As prosecutors prepare to rest their case and Menendez and two co-defendants begin their defense, the two sides are locked in a heated argument over which witnesses can be called for the defense and what evidence can be shown to the jury.

Menendez’s legal team wants to call Nadine’s sister to testify about Nadine’s abusive ex-boyfriend, including fights they got into, and alleged stalking and vandalism, according to a filing from prosecutors seeking to block some of the testimony.
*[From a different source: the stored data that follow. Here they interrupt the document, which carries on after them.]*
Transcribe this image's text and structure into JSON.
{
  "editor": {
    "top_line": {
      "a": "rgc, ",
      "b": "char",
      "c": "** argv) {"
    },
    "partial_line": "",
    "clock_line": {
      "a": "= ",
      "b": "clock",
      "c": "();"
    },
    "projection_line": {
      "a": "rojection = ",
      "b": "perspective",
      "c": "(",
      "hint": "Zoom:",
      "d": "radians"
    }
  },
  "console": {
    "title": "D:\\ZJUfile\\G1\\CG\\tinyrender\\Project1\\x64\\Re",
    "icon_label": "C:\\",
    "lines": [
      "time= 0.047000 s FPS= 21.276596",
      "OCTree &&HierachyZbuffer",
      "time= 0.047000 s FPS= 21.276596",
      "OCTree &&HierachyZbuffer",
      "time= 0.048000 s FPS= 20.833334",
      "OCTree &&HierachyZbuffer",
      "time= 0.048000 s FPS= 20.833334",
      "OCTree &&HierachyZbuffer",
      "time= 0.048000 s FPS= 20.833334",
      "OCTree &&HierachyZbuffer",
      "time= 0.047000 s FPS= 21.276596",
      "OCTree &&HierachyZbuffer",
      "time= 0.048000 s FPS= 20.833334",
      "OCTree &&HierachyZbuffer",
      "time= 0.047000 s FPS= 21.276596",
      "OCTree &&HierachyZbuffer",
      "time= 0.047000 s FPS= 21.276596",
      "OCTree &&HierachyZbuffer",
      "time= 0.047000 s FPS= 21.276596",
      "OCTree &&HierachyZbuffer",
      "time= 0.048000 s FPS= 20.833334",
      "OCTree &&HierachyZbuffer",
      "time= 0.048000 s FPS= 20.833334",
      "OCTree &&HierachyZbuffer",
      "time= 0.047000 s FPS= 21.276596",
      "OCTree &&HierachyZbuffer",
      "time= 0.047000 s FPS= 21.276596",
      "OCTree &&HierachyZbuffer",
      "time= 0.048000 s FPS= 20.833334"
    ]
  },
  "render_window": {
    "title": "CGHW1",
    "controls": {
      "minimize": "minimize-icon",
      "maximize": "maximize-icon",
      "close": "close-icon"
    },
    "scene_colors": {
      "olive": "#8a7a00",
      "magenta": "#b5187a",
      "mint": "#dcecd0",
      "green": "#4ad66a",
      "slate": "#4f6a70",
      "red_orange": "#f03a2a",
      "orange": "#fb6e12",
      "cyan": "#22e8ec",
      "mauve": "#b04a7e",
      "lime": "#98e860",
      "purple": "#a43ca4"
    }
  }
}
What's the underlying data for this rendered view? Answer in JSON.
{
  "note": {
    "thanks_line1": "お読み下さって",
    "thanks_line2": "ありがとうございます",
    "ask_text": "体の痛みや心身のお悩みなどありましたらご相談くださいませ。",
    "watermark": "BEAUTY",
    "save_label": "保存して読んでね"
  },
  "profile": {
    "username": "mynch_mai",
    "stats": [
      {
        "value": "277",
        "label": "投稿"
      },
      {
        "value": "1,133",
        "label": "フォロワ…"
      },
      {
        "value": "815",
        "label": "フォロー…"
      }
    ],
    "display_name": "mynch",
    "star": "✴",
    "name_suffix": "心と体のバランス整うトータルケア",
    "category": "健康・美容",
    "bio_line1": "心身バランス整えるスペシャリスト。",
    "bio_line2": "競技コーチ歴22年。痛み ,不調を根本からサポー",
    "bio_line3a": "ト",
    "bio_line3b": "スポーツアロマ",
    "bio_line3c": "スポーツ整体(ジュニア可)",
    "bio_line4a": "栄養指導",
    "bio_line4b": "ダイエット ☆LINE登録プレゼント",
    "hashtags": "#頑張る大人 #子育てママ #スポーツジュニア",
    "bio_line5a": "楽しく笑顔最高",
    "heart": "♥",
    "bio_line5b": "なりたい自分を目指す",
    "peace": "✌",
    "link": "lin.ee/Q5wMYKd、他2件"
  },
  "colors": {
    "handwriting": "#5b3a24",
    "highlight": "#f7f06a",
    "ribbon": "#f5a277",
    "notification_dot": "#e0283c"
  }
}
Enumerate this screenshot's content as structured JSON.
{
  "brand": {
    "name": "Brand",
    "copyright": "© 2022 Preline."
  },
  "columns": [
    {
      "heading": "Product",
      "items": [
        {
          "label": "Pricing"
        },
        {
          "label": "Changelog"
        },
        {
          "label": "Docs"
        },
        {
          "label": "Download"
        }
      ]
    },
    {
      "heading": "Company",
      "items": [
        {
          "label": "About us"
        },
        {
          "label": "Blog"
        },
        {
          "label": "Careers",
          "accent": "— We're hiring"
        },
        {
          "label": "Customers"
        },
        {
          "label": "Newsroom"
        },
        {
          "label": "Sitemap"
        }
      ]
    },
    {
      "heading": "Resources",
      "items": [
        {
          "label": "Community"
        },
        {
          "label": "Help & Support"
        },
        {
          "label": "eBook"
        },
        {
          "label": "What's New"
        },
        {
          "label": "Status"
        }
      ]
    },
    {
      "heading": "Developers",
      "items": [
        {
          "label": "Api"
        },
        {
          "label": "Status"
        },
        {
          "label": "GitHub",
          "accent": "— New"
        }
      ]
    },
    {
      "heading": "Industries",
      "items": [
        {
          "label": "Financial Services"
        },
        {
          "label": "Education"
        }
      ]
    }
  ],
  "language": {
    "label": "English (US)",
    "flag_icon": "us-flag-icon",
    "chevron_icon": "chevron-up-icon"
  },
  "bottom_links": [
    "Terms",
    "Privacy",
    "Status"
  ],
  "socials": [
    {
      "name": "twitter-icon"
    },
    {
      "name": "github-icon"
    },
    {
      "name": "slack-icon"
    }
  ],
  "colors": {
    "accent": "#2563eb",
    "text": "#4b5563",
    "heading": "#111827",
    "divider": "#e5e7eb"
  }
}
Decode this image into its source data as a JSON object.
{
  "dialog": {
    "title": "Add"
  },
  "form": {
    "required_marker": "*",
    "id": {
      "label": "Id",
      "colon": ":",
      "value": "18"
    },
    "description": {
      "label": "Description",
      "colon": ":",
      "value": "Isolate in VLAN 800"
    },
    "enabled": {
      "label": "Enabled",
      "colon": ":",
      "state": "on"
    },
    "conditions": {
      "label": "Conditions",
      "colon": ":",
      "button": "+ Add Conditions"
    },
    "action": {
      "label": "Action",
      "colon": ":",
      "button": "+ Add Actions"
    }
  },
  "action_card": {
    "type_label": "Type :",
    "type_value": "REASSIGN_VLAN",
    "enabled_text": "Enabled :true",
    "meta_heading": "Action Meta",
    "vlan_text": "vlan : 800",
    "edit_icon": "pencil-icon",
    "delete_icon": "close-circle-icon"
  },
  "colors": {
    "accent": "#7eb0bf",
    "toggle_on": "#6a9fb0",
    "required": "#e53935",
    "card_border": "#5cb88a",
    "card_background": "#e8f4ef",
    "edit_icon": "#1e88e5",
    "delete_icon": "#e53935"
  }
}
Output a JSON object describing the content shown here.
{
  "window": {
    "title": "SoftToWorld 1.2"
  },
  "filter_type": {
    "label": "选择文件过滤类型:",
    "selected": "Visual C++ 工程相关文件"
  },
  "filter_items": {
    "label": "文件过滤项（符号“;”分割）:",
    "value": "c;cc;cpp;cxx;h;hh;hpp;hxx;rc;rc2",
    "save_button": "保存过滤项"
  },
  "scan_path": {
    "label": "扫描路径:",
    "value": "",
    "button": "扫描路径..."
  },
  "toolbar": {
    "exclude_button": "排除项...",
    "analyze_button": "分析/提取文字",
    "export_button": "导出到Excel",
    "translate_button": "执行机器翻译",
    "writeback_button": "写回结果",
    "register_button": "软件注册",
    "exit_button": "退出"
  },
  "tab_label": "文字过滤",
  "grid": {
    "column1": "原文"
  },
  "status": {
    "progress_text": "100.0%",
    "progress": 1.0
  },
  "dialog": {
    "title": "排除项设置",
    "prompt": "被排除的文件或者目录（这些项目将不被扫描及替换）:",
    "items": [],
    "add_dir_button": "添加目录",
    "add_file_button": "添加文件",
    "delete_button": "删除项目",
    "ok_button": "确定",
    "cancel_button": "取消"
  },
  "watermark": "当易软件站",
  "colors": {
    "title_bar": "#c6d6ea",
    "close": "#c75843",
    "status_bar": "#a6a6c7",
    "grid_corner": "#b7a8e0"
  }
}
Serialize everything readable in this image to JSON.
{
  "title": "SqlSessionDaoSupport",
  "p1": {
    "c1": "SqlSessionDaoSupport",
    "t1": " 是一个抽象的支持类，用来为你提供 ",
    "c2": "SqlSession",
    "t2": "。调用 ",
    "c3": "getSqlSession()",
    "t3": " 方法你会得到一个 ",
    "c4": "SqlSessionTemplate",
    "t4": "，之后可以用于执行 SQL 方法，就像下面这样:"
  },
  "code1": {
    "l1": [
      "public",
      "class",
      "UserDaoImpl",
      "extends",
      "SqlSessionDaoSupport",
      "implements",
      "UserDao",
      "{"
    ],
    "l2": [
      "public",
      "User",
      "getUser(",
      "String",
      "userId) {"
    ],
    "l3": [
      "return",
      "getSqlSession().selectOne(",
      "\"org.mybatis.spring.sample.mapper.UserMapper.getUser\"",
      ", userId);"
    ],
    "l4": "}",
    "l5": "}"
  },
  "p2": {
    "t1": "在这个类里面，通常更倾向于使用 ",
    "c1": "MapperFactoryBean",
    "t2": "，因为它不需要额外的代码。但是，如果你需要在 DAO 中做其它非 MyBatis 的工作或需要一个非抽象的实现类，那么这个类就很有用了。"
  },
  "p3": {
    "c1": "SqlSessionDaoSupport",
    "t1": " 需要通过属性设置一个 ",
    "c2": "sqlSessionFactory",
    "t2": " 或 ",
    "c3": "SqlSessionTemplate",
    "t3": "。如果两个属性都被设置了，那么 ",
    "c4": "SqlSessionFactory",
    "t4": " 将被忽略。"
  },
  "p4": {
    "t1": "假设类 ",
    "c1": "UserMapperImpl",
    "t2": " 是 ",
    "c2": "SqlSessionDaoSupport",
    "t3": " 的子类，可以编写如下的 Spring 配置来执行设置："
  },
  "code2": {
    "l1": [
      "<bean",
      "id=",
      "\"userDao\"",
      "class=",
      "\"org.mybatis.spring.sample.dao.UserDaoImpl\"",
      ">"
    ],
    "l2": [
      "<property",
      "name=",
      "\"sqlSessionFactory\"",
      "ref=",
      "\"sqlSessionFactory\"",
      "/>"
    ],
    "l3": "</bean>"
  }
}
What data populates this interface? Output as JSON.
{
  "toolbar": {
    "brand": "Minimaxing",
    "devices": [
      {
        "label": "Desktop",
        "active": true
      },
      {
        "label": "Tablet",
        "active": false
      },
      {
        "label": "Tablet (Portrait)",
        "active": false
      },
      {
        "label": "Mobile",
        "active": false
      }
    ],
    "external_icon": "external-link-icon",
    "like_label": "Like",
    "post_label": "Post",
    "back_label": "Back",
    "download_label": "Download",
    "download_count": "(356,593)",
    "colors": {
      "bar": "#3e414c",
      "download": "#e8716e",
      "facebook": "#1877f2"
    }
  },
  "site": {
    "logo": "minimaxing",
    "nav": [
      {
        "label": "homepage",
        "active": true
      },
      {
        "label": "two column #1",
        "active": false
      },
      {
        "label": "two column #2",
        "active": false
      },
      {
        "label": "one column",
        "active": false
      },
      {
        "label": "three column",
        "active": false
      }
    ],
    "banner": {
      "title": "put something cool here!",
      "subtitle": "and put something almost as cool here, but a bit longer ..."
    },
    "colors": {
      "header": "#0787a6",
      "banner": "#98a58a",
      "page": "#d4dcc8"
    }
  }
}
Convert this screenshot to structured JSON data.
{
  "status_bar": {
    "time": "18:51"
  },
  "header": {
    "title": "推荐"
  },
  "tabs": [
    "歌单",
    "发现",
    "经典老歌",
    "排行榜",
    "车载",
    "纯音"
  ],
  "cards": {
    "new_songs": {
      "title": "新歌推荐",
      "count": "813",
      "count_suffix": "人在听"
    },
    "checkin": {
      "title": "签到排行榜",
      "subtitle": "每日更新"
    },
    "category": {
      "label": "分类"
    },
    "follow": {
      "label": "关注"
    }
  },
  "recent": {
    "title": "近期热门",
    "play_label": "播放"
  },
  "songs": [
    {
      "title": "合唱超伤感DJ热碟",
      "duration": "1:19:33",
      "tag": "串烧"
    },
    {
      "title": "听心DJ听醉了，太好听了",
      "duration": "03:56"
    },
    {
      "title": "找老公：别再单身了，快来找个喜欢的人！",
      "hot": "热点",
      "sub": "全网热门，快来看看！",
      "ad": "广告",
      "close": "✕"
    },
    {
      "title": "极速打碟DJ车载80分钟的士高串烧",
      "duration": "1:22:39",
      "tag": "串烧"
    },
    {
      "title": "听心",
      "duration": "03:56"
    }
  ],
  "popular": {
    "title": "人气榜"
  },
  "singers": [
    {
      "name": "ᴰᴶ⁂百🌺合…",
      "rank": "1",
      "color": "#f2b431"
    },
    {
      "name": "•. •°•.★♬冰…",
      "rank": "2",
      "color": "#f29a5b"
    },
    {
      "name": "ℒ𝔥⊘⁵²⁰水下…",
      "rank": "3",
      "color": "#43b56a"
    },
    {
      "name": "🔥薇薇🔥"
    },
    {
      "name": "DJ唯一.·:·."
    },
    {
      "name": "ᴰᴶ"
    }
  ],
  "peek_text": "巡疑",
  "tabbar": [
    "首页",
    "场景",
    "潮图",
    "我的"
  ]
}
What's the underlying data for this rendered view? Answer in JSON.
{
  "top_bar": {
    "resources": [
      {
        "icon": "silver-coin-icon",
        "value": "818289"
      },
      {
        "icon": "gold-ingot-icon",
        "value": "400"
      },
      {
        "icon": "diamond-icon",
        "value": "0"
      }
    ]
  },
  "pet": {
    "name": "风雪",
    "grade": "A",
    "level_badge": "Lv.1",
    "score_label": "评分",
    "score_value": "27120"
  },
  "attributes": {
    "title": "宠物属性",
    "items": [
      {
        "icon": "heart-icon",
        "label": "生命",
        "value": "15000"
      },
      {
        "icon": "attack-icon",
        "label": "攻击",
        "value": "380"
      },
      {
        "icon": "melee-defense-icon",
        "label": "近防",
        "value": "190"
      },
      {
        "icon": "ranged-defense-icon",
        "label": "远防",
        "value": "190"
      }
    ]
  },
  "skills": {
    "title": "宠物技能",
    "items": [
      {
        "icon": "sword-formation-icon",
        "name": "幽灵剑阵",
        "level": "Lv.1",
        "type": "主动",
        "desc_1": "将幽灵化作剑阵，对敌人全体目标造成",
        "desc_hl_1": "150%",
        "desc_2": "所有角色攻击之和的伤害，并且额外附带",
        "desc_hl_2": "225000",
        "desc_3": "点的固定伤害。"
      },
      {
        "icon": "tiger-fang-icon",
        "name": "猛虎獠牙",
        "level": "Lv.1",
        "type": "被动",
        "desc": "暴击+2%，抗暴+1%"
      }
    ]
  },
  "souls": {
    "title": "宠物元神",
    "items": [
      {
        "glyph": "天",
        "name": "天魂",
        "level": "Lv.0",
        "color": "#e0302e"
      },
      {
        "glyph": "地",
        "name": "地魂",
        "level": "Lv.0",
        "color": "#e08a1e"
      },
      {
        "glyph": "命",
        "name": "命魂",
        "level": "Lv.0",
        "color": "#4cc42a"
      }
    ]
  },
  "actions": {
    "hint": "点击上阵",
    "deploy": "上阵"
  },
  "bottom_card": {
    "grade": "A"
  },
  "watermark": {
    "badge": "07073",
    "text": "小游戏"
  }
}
Menendez’s attorneys want to argue that Menendez broke up with Nadine during part of the time prosecutors allege they were conspiring to sell his office. They also want to explain why Menendez appeared to be keeping a close eye on Nadine’s location using the iPhone’s location tracking features, something prosecutors have used to suggest he was aware of what she was up to, which is in part would refute the defense’s claim that they lived separately. lives.

As part of that defense, Menendez’s attorneys want to show that she was severely assaulted by the ex-boyfriend and, for security reasons, want the senator to know where she was.

US District Court Judge Sidney Stein appears willing to let jurors hear certain versions of these events, but does not want the trial to become a “soap opera.”